Love will cause you to be uncomfortable but is always worth what it costs. This truth has become a reoccurring theme throughout my life. This past week, I encountered the uncomfortable part again as I walked away from a couple of heartbreaking home-visits where I met with two of our HIV+ children who were deteriorating quickly from severe malnutrition. I knew something needed to be done, and love would require action. Attempts to provide food and support to the families had been implemented, but the children were failing to grow. Both children were in need of intensive care. As Mother Teresa said, “It is very important for us to realize that love, to be true, has to hurt. I must be willing to give whatever it takes not to harm other people and, in fact, to do good to them. This requires that I be willing to give until it hurts. Otherwise there is no true love in me and I bring injustice, not peace, to those around me”.
The first little boy is named Felix; and although he is one year old, he is the size of a newborn. He weighs a mere 10 lbs. and is unable to lift up his head or sit up. He has big brown eyes that are constantly looking around the room. In November, Felix’s father passed away from complications related to HIV/AIDS leaving his mother as a widow at the age of 18. She is also living with HIV and trying to raise Felix and two orphans from her husband’s first marriage. Needless to say, the situation is full of challenges and Felix is failing to thrive.
The second visit was to that of a little 2 ½ years old girl named Flovia. In December of 2006, Flovia’s single mother died leaving her to be raised by her grandmother. She barely weighs 13 lbs. and is no longer strong enough to walk. She, like Felix, is very developmentally delayed and regressing as time continues. Weak and frustrated, she is irritable much of the time. As I sat outside her mud hut, I saw classic signs indicative of severe malnutrition. I knew that, without immediate action, this child would not survive.

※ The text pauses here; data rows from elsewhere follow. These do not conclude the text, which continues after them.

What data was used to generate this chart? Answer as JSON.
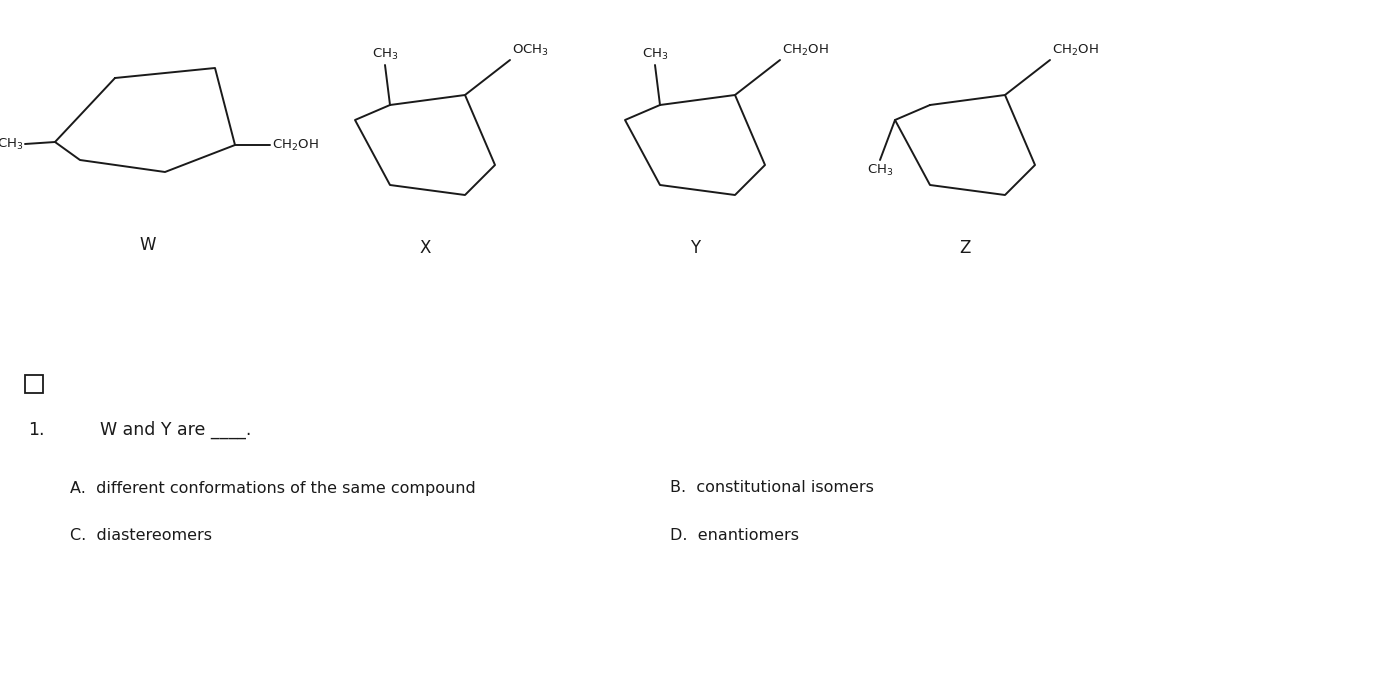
{
  "background_color": "#ffffff",
  "text_color": "#1a1a1a",
  "question_text": "1.",
  "question_body": "W and Y are ____.",
  "answer_A": "A.  different conformations of the same compound",
  "answer_B": "B.  constitutional isomers",
  "answer_C": "C.  diastereomers",
  "answer_D": "D.  enantiomers",
  "label_W": "W",
  "label_X": "X",
  "label_Y": "Y",
  "label_Z": "Z"
}
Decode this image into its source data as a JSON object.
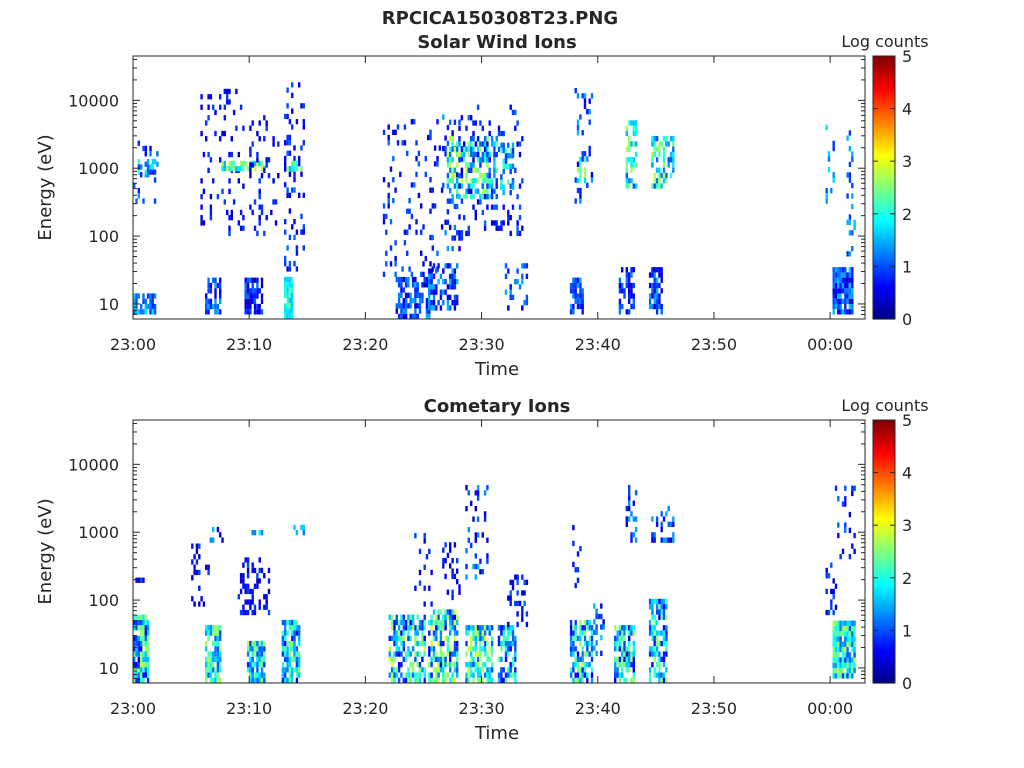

In response to the needs before us, our Tumaini na Afya team, in collaboration with the children’s families, chose to create a temporary shelter for these little ones to get the attention they are desperately needing. We are feeding them every two hours with a special formula.

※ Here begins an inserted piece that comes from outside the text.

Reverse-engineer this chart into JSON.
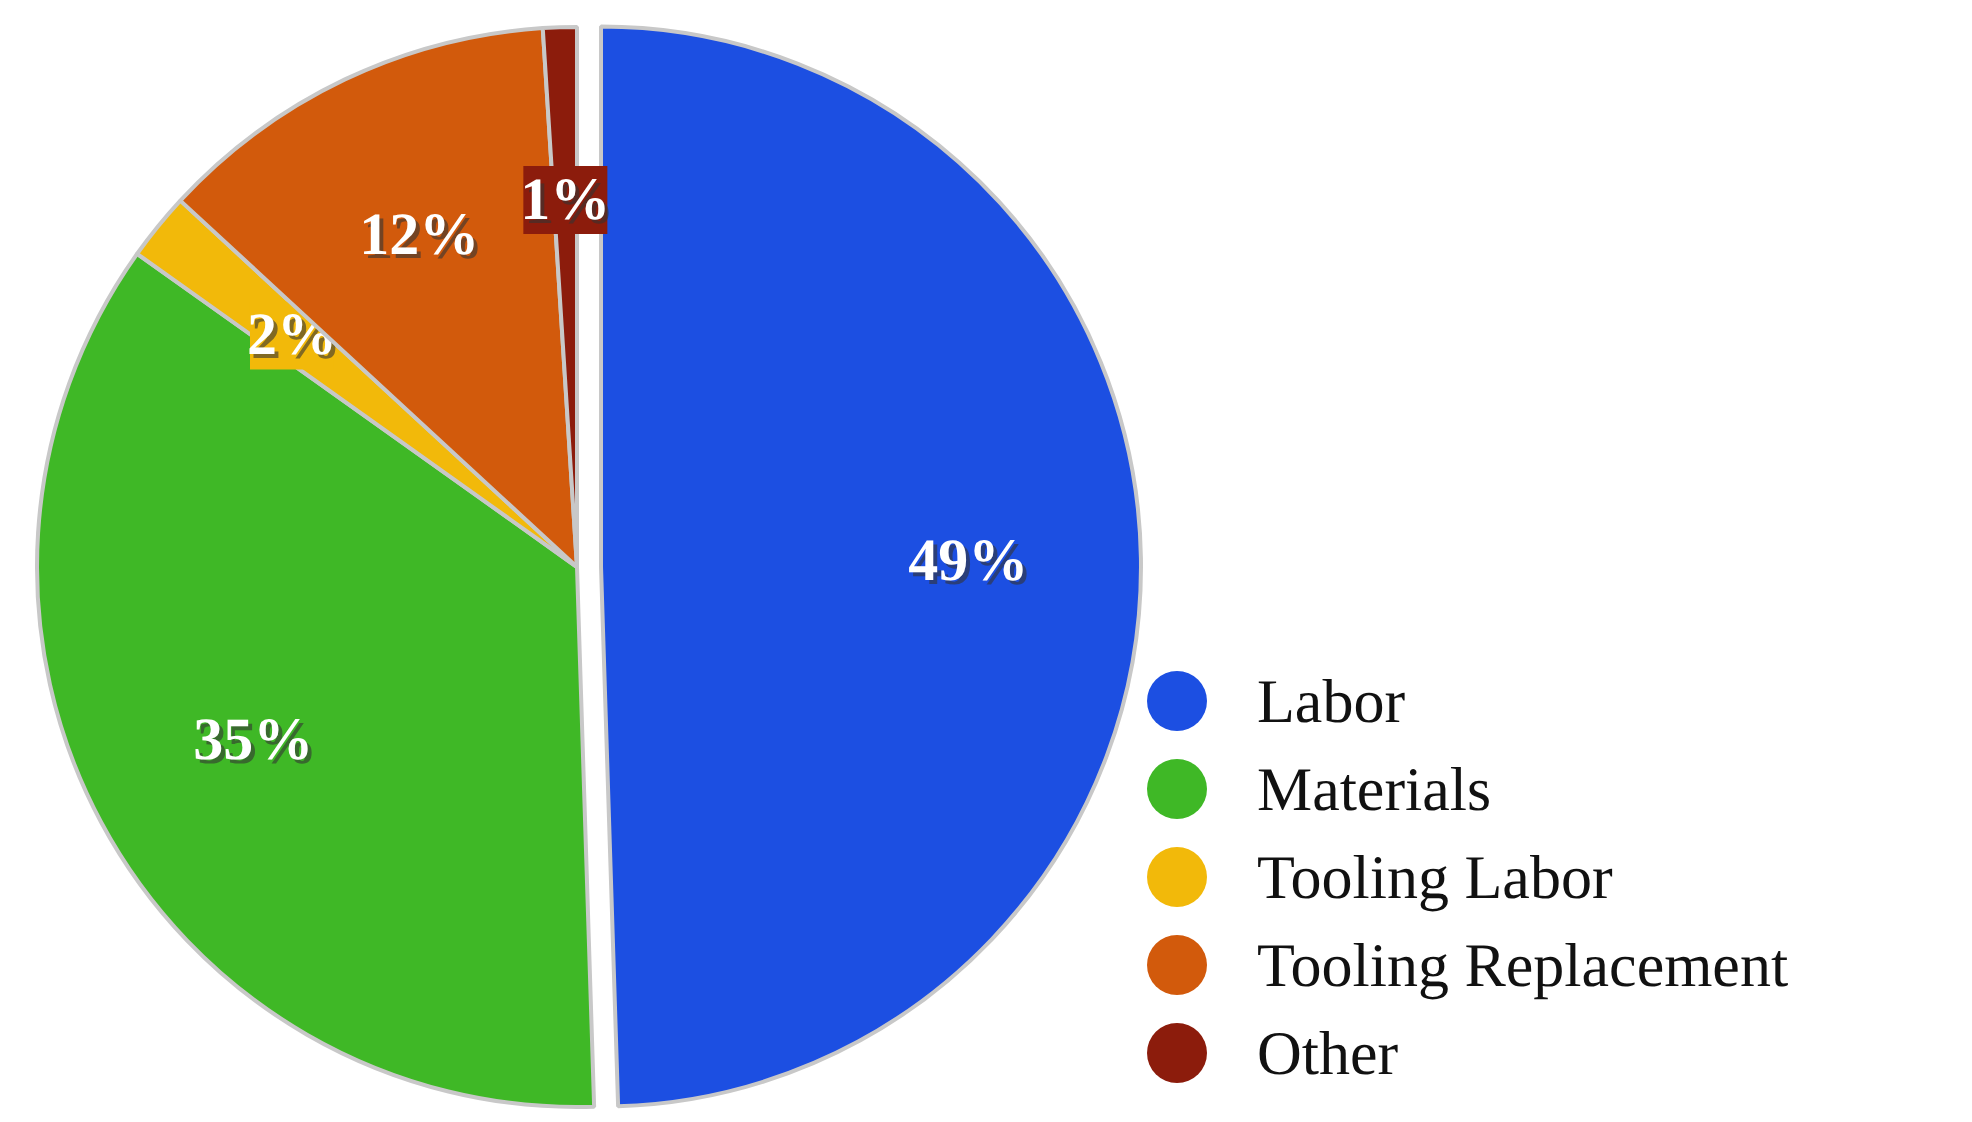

developed by the World Health Organization and loving them as they so deserve to be loved.
I have just come from playing with Flovia. In the past two years of visiting her home, I have never seen her smile; but tonight, she laughed. I cannot tell you the way it touched my heart. She played peek-a-boo and was blowing kisses. She is feeding well and the swelling in her legs has decreased. She has begun to wave her little hand and say “bye”. Although my mom always used to tell me that I should say “see you later” rather than “good-bye”; for the moment, “bye” has become my favorite word.
The journey ahead for both Felix and Flovia will be long and will call for hard work and love. It costs sleep. It needs patience and commitment. It involves getting dirty. It will undoubtedly require us, at times, to be uncomfortable. But the love, which we have in Christ, will bear all things, hope all things, believe all things, and endure all things. And no matter what may come, it will never fail.

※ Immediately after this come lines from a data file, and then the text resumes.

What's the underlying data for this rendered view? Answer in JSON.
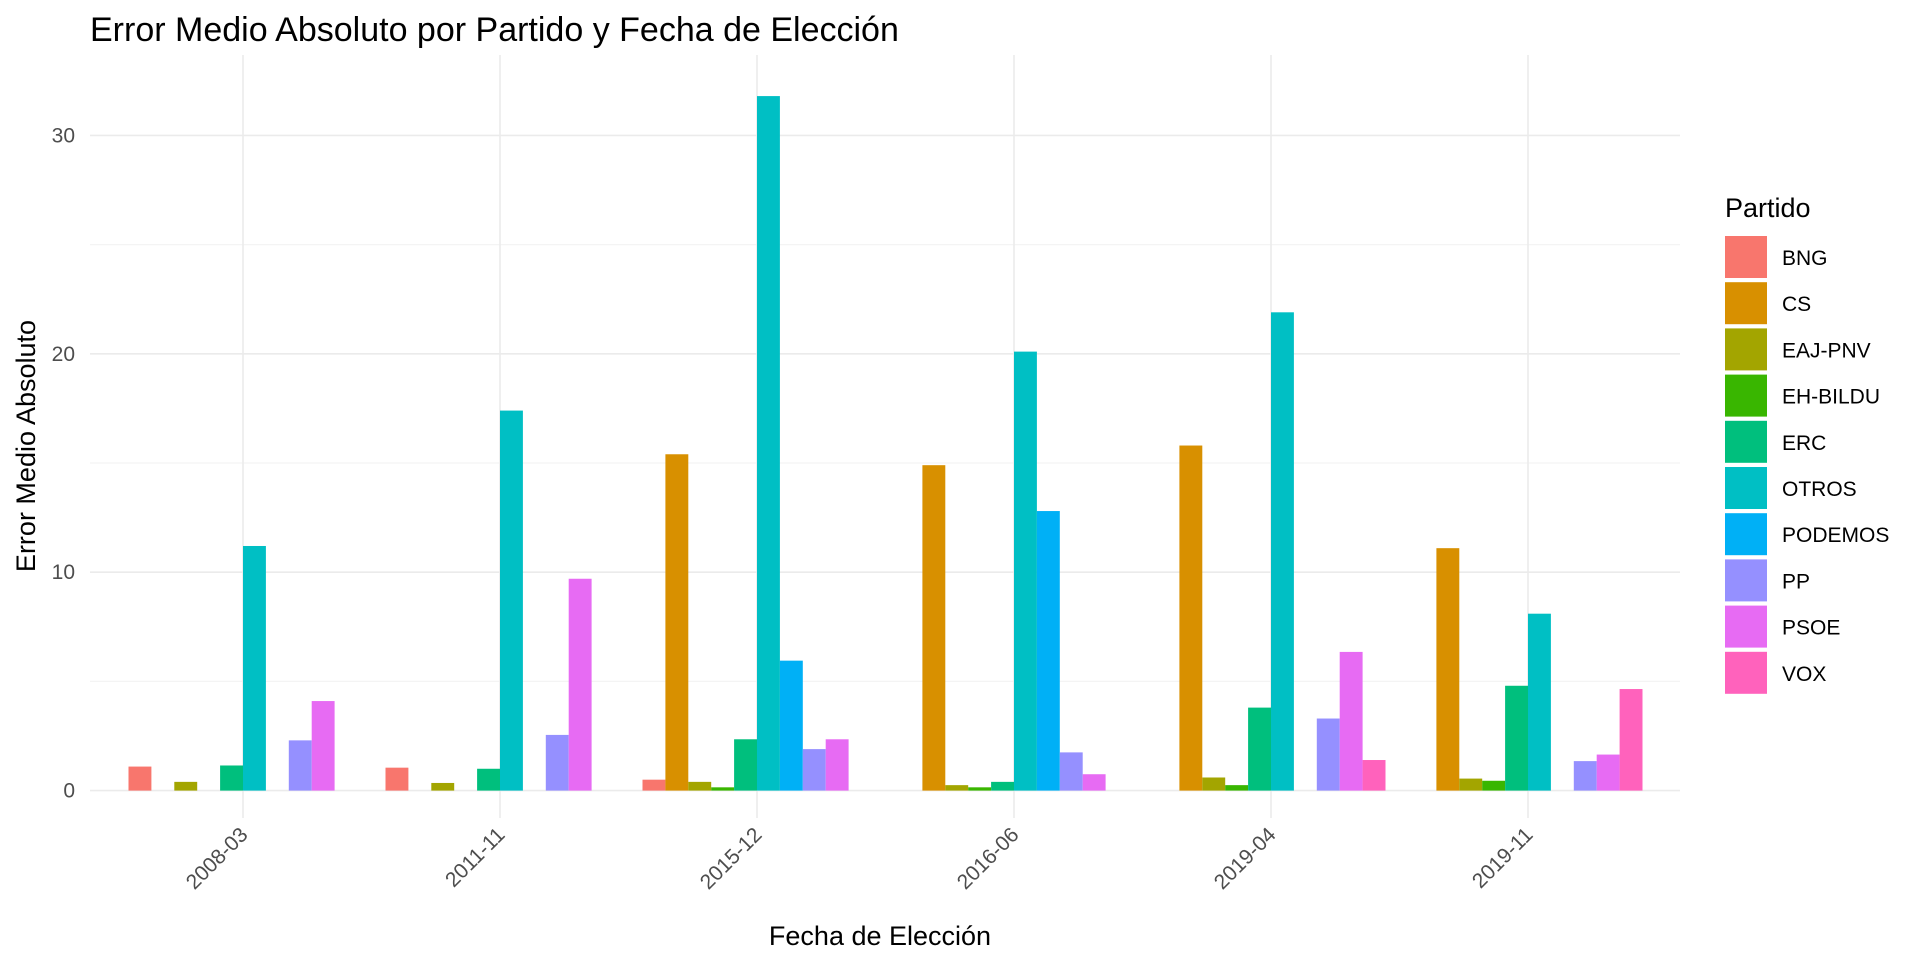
{
  "chart_data": {
    "type": "bar",
    "title": "Error Medio Absoluto por Partido y Fecha de Elección",
    "xlabel": "Fecha de Elección",
    "ylabel": "Error Medio Absoluto",
    "categories": [
      "2008-03",
      "2011-11",
      "2015-12",
      "2016-06",
      "2019-04",
      "2019-11"
    ],
    "ylim": [
      0,
      32
    ],
    "yticks": [
      0,
      10,
      20,
      30
    ],
    "grid": true,
    "legend_title": "Partido",
    "legend_position": "right",
    "series": [
      {
        "name": "BNG",
        "color": "#F8766D",
        "values": [
          1.1,
          1.05,
          0.5,
          null,
          null,
          null
        ]
      },
      {
        "name": "CS",
        "color": "#D89000",
        "values": [
          null,
          null,
          15.4,
          14.9,
          15.8,
          11.1
        ]
      },
      {
        "name": "EAJ-PNV",
        "color": "#A3A500",
        "values": [
          0.4,
          0.35,
          0.4,
          0.25,
          0.6,
          0.55
        ]
      },
      {
        "name": "EH-BILDU",
        "color": "#39B600",
        "values": [
          null,
          null,
          0.15,
          0.15,
          0.25,
          0.45
        ]
      },
      {
        "name": "ERC",
        "color": "#00BF7D",
        "values": [
          1.15,
          1.0,
          2.35,
          0.4,
          3.8,
          4.8
        ]
      },
      {
        "name": "OTROS",
        "color": "#00BFC4",
        "values": [
          11.2,
          17.4,
          31.8,
          20.1,
          21.9,
          8.1
        ]
      },
      {
        "name": "PODEMOS",
        "color": "#00B0F6",
        "values": [
          null,
          null,
          5.95,
          12.8,
          null,
          null
        ]
      },
      {
        "name": "PP",
        "color": "#9590FF",
        "values": [
          2.3,
          2.55,
          1.9,
          1.75,
          3.3,
          1.35
        ]
      },
      {
        "name": "PSOE",
        "color": "#E76BF3",
        "values": [
          4.1,
          9.7,
          2.35,
          0.75,
          6.35,
          1.65
        ]
      },
      {
        "name": "VOX",
        "color": "#FF62BC",
        "values": [
          null,
          null,
          null,
          null,
          1.4,
          4.65
        ]
      }
    ]
  }
}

Your prayers for Felix and Flovia, as well as our entire Tumaini na Afya team, are requested and greatly appreciated.
House-to-house HIV testing.
I also wanted to share with you about an exciting and challenging HIV awareness initiative that we are preparing to launch in June. We are partnering with AMPATH, the local HIV treatment center, to do house-to-house HIV testing within our division. Tumaini na Afya will be mobilizing people within villages to receive HIV testing within their homes. The population we are trying to reach nears 120,000. If this project succeeds, AMPATH’s goal is to test 2 million people living in Western Kenya in the next two years. Again, I request your prayers. There are many battles to be fought and won.